Many colleges and universities offer specializations related to this major. Examples include: early childhood education and teaching, preschool/kindergarten education and teaching; elementary education and teaching and Montessori teacher education.

People who pursue a career in early childhood education must like working with young children. Communication skills are essential, since early childhood educators must work with both children and their parents. Early childhood educators are caring, compassionate people, and they are good motivators, too.

Early Childhood Education Careers

Licensed early childhood educators qualify for a number of different jobs, such as child care worker, Head Start teacher, parent program coordinator, parent education specialist, curriculum specialist and public school teacher.

Some college majors are more directly related to employment than others. Employment can be difficult in this field, so ECE students should choose their career path carefully.

Working Conditions

Child care workers, preschool and kindergarten teachers and other early childhood educators nurture, teach and care for young children. They play a crucial role in the development of children from birth through early childhood.

Workers in early childhood education introduce children to reading, writing, art, science and more. They teach through the use of games, music, books, movies, artwork, computers and other tools. Watching children learn new things and develop new skills can be very rewarding.

Early childhood educators work in private programs, daycare centers, schools and other educational settings. They tend to work in small groups or classes, and they have some control over establishing curriculum, performance standards and discipline measures.

Early childhood educators, like childcare workers and preschool teachers, often work part-time schedules, although they usually work year-round. Public and private school teachers typically work a 10-month school year, with two months off for summer vacation.

Early Childhood Educator Salaries

Salaries for early childhood educators span a wide range. The actual ECE salary depends on several different factors, such as education, experience, career path and geographic location.
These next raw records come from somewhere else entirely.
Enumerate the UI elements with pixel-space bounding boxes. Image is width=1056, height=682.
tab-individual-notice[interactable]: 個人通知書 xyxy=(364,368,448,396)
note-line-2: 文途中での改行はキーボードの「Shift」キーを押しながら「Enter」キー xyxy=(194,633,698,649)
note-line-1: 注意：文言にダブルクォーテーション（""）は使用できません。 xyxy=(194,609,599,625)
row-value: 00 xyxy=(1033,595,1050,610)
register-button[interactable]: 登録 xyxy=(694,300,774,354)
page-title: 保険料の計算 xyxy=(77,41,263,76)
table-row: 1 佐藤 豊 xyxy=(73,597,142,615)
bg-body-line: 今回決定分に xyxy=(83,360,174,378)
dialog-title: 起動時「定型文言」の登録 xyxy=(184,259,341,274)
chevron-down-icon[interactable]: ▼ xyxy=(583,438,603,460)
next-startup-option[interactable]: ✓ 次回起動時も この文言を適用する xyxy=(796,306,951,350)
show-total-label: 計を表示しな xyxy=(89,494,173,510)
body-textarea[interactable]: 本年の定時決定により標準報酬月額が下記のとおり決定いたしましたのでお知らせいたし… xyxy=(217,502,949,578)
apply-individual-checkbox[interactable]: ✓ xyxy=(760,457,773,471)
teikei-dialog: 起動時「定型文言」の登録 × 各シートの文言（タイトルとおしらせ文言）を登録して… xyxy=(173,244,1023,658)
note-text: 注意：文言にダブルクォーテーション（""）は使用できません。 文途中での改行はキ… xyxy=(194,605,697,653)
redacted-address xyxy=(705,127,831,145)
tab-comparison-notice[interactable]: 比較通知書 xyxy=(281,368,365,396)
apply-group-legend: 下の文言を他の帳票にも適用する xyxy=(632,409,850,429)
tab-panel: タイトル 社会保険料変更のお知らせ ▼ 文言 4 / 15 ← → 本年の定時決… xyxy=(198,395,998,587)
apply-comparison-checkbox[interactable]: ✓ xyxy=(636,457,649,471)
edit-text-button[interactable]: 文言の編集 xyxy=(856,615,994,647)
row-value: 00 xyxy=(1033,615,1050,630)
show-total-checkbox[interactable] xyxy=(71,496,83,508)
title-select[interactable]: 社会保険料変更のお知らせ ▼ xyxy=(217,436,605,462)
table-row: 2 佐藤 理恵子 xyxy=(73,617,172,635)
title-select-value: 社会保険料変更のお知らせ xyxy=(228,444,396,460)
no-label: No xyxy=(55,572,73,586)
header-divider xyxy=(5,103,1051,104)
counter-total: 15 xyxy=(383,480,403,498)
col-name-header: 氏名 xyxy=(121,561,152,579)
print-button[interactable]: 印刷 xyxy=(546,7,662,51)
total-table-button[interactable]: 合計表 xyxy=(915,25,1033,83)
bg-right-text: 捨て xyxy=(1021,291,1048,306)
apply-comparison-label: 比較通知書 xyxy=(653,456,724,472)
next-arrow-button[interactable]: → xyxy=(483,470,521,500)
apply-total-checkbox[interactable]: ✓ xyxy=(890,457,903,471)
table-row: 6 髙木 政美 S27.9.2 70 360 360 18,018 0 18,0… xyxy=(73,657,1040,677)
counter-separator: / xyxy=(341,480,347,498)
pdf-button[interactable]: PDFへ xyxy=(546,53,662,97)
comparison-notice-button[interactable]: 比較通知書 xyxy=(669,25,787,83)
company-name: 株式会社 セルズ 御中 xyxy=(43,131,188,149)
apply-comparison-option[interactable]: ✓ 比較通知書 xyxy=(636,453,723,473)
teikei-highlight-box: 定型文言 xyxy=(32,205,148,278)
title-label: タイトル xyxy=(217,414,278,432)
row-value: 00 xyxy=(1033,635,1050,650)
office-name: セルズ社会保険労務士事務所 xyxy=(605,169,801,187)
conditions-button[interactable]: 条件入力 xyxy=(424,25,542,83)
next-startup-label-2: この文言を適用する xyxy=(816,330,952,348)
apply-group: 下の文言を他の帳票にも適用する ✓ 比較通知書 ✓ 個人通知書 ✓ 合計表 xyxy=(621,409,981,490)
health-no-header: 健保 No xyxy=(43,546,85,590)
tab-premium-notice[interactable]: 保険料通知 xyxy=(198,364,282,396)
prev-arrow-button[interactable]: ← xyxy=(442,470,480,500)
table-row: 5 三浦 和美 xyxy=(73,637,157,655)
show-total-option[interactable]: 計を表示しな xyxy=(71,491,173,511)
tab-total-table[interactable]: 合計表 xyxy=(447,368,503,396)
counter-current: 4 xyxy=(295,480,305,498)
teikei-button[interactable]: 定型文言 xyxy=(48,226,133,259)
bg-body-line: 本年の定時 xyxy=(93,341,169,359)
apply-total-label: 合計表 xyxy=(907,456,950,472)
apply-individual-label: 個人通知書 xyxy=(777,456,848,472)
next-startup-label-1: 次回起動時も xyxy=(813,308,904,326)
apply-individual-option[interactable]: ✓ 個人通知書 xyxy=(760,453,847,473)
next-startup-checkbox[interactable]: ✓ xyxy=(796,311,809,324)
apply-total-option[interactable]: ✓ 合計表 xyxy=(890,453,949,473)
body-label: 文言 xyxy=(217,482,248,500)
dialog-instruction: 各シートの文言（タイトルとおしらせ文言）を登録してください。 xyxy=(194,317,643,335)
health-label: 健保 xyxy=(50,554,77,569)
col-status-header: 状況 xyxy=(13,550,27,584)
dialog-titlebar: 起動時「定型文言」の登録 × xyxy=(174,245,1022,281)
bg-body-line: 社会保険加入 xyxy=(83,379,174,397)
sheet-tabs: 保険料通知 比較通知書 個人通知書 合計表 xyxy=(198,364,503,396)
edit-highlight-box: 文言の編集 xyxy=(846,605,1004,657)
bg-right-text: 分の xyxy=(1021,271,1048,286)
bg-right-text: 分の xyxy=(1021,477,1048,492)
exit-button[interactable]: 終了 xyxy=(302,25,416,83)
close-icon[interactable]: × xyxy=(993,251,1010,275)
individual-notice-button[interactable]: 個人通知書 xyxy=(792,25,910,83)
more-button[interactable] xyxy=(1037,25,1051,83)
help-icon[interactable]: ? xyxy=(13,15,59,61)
According to the United States Department of Labor, the average childcare worker today earns an annual salary of $19,300. The median annual income for preschool teachers is $25,700. Education administrators, such as daycare center directors, can earn twice what most childcare workers earn, or $42,960 a year.

The ECE salary in United States public schools is much higher. The lowest salary level applies to teacher’s assistants, who earn a median annual income of $23,220. Kindergarten teachers earn significantly higher wages than teaching aides, around $48,800 annually. Elementary school teachers earn even more, with $51,660 being the median income.

Teaching at higher grade levels usually results in higher pay. Special education teachers earn the best salaries. Of all the teaching jobs in early childhood education, the highest annual income belongs to special education teachers in preschools, kindergartens and elementary schools. They earn a median annual income of $52,250.

Employment Outlook

The United States Bureau of Labor Statistics projects a 19 percent increase in employment growth for early childhood education jobs through 2018. This is a faster-than-average growth rate for all occupations. The federal government expects excellent job prospects for childcare workers and preschool teachers, due to the high turnover rate in preschools and daycare centers. An increasing emphasis on ECE programs should ensure a steady increase in job growth, compared to slower growth in previous years.

On the other hand, overall enrollment in public schools is expected to rise slowly, as children of the baby-boomer generation leave the school systems. Because of this, the job outlook for public school teachers is expected to grow slower than in past years. Teachers in high-demand fields — such as math, science and bilingual education — will have the best prospects for employment in the coming years.